La surveillance d'un traitement par antivitamine K est aussi en baisse de 3,6 points, ainsi que les statines et les antihypertenseurs prescrits dans le répertoire générique (-1,6 et -1,9 point, respectivement).

Hausse de la vaccination antigrippale

Mais la pandémie n'a pas eu d'effets négatifs sur l'ensemble des indicateurs : certains ont pu en profiter. Ainsi, le taux de vaccination antigrippale des 65 ans et plus est en forte hausse, de +7,7 points, tout comme la couverture vaccinale des patients à risque (+6 points). Autre évolution favorable : le taux de traitement par antibiotiques est en baisse de 8,6 points chez les patients de 16 à 65 ans et hors ALD. De la même manière, la prescription de biosimilaires de l'insuline glargine est en hausse de +7,1 points.
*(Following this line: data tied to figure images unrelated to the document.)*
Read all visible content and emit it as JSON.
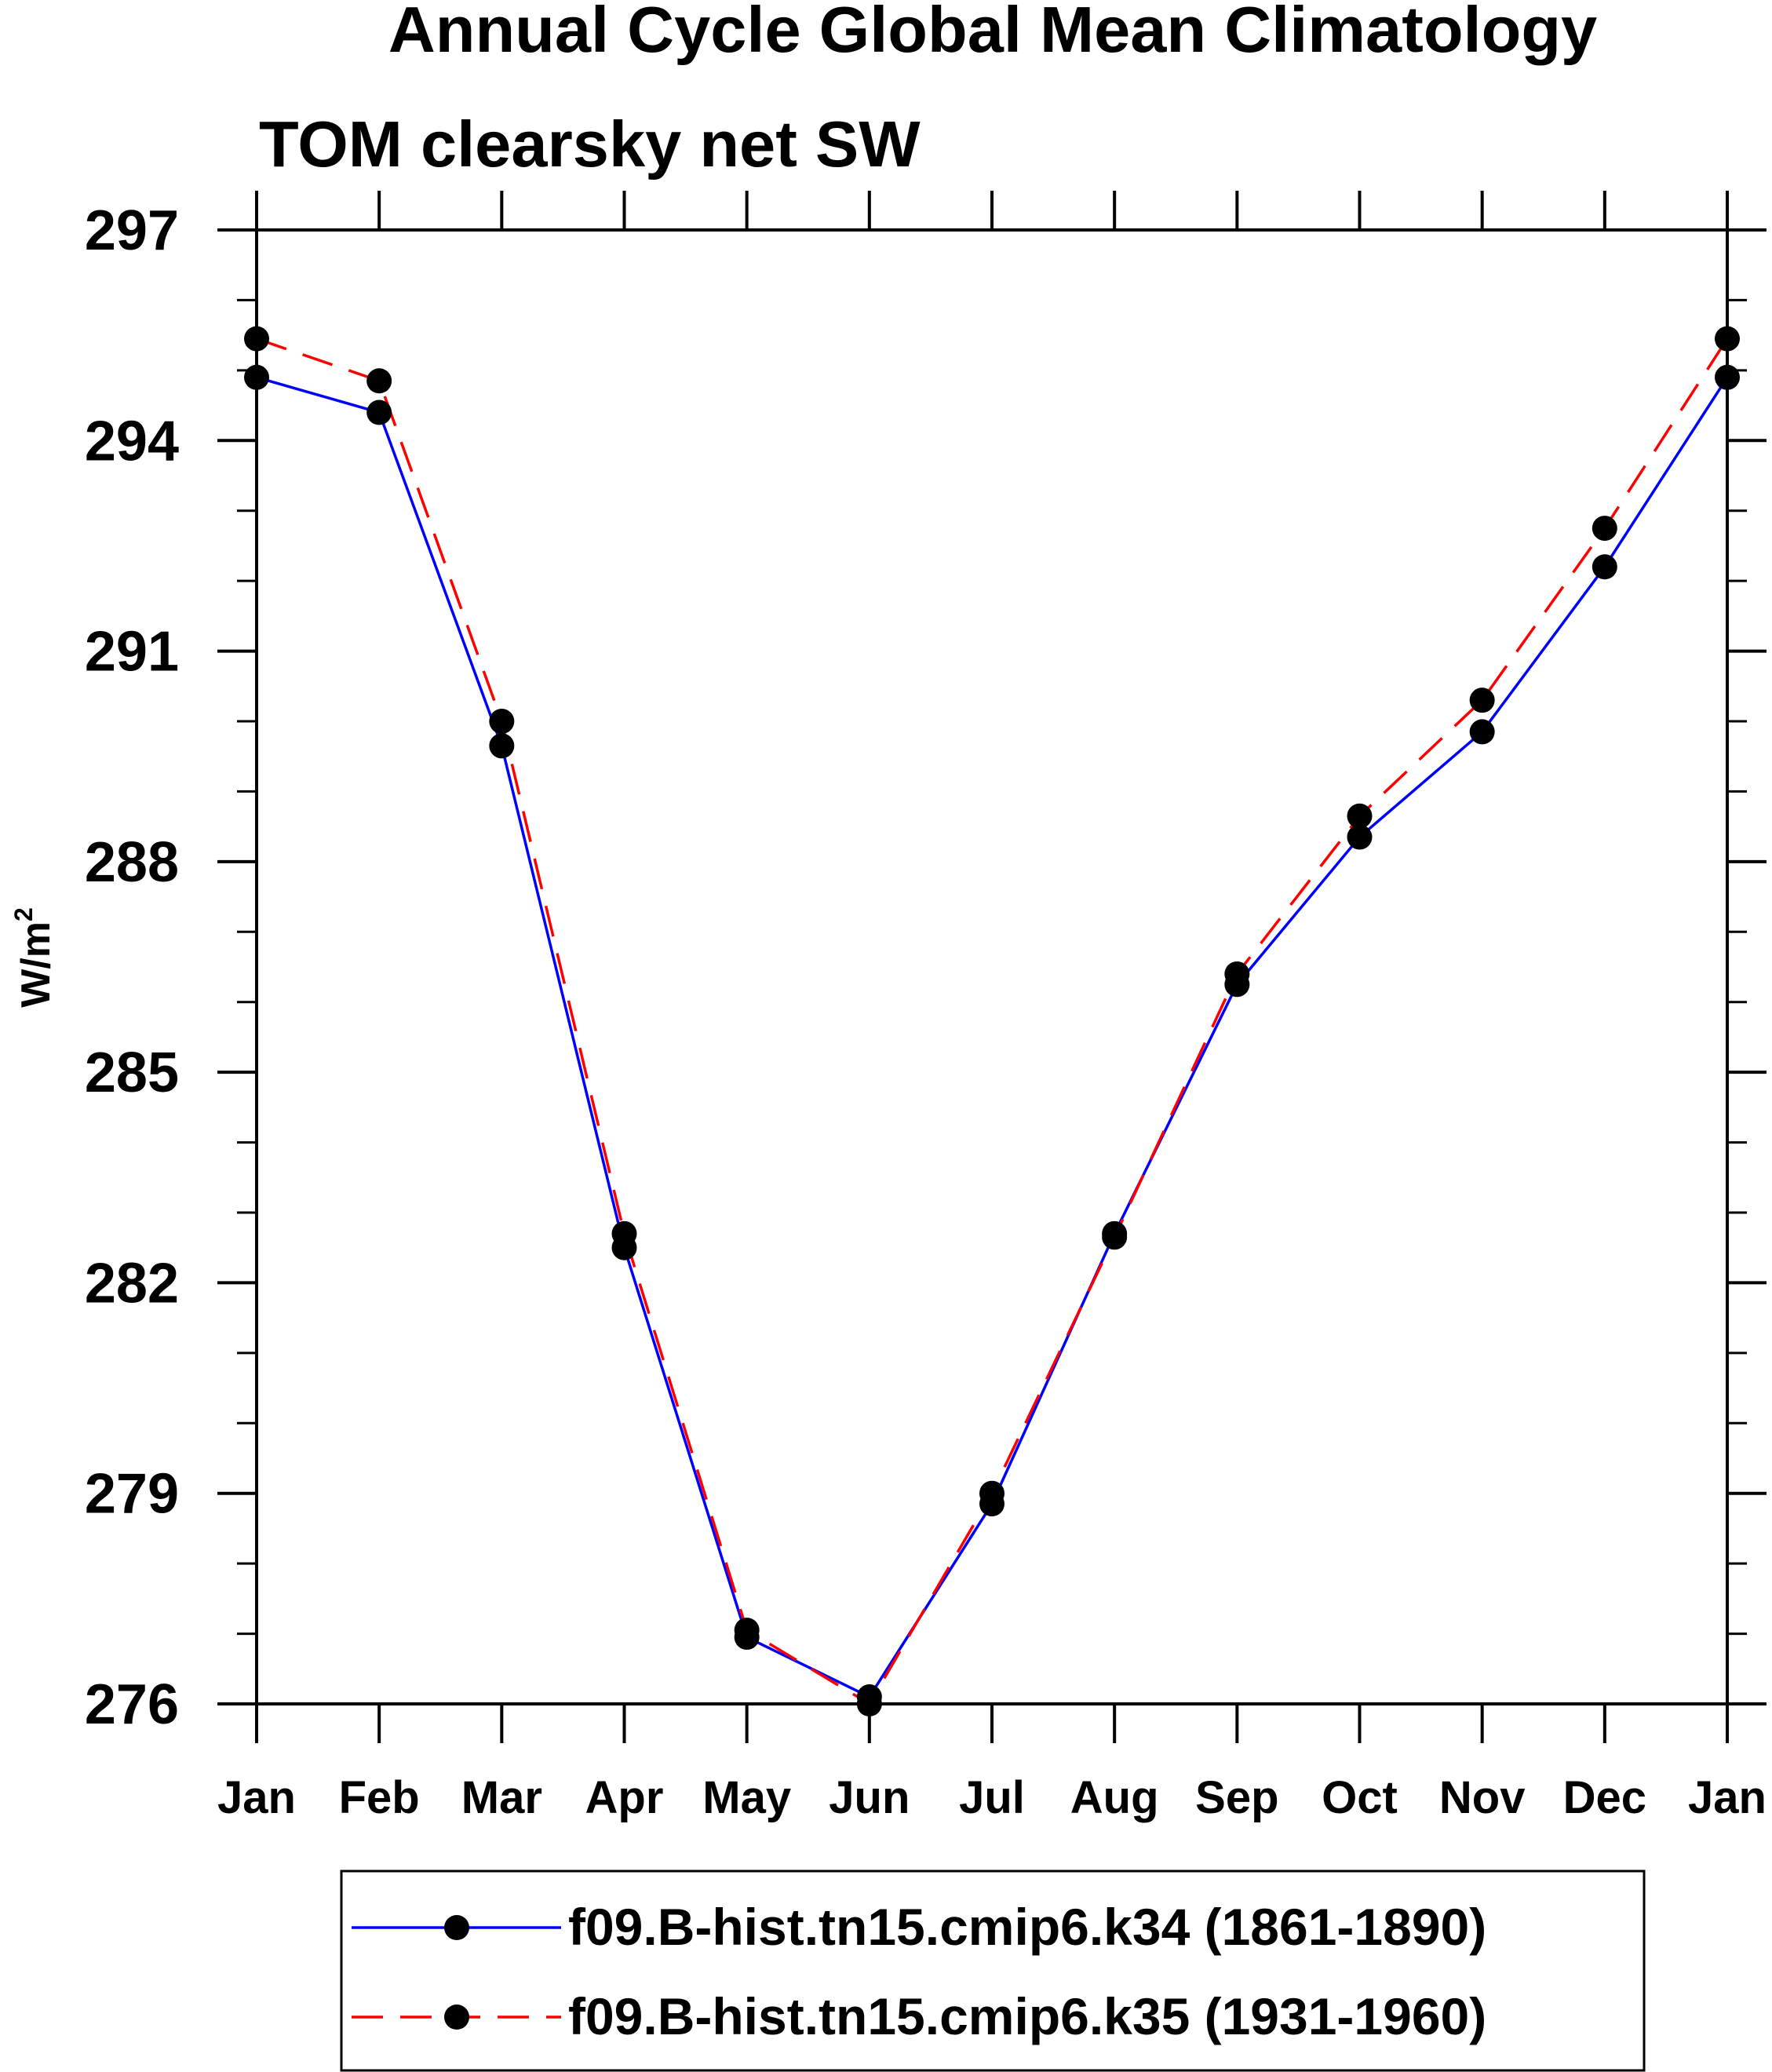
{
  "chart_data": {
    "type": "line",
    "title": "Annual Cycle Global Mean Climatology",
    "subtitle": "TOM clearsky net SW",
    "xlabel": "",
    "ylabel": "W/m",
    "ylabel_sup": "2",
    "categories": [
      "Jan",
      "Feb",
      "Mar",
      "Apr",
      "May",
      "Jun",
      "Jul",
      "Aug",
      "Sep",
      "Oct",
      "Nov",
      "Dec",
      "Jan"
    ],
    "yticks": [
      "297",
      "294",
      "291",
      "288",
      "285",
      "282",
      "279",
      "276"
    ],
    "ytick_values": [
      297,
      294,
      291,
      288,
      285,
      282,
      279,
      276
    ],
    "ylim": [
      276,
      297
    ],
    "series": [
      {
        "name": "f09.B-hist.tn15.cmip6.k34 (1861-1890)",
        "color": "#0000ff",
        "dash": "solid",
        "values": [
          294.9,
          294.4,
          289.65,
          282.5,
          276.95,
          276.1,
          278.85,
          282.7,
          286.25,
          288.35,
          289.85,
          292.2,
          294.9
        ]
      },
      {
        "name": "f09.B-hist.tn15.cmip6.k35 (1931-1960)",
        "color": "#ff0000",
        "dash": "dashed",
        "values": [
          295.45,
          294.85,
          290.0,
          282.7,
          277.05,
          276.0,
          279.0,
          282.65,
          286.4,
          288.65,
          290.3,
          292.75,
          295.45
        ]
      }
    ],
    "grid": false,
    "legend": "bottom"
  }
}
Médecin traitant de l’enfant, cardiologues, gastro-entérologues

On constate, pour le médecin traitant de l'enfant, des indicateurs en hausse pour ce qui concerne la vaccination : augmentation de l'indicateur « 2 doses de vaccins ROR chez enfants de moins de 2 ans » de +1,6 point et augmentation de l'indicateur de « 1 dose de vaccin antiméningocoque C enfants de moins de 18 mois" de +2,3 points ». En revanche, l'indicateur sur l'examen bucco-dentaire chez les moins de 16 ans est en baisse de 5,5 points.

Chez les cardiologues, c'est la prescription de statines génériques qui accuse le coup, avec une baisse de 5,2 points.

Pour les gastro-entérologues, le contrôle d'éradication d'Helicobacter Pylori est en baisse de 6,4 points, mais aussi l'indicateur « NFS-plaquettes pour MICI sous azathioprine » qui marque une baisse de 3,6 points.

Réactions syndicales

En tout et pour tout, toutes spécialités comprises, « les rémunérations de la Rosp clinique des médecins libéraux s’élèvent ainsi en 2020 à 279,5 millions d’euros pour 72 098 médecins rémunérés (contre 275,9 millions d’euros pour 73 582 médecins rémunérés en 2019) ». Certains syndicats de médecins libéraux se sont félicités de ces versements, comme le Syndicat des Médecins Libéraux. « La mobilisation du SML qui a exigé que l’Assurance Maladie compense les effets de la crise sanitaire et plus particulièrement du premier confinement sur cette rémunération a permis de sauver les meubles. Les généralistes percevront en moyenne 5 091 euros », écrit le SML. Toutefois le syndicat plaide encore pour une réforme de la ROSP, de manière systémique : « mais le SML ne se satisfait pas de la ROSP telle qu’elle est actuellement définie. Le syndicat voudrait qu’elle bénéficie à toutes les spécialités, en secteur 1 comme en secteur 2 et qu’elle soit recentrée sur la valorisation des actions de prévention. » L'Union française pour une médecine libre (UFML), quant à elle, demande toujours l'abrogation de la ROSP.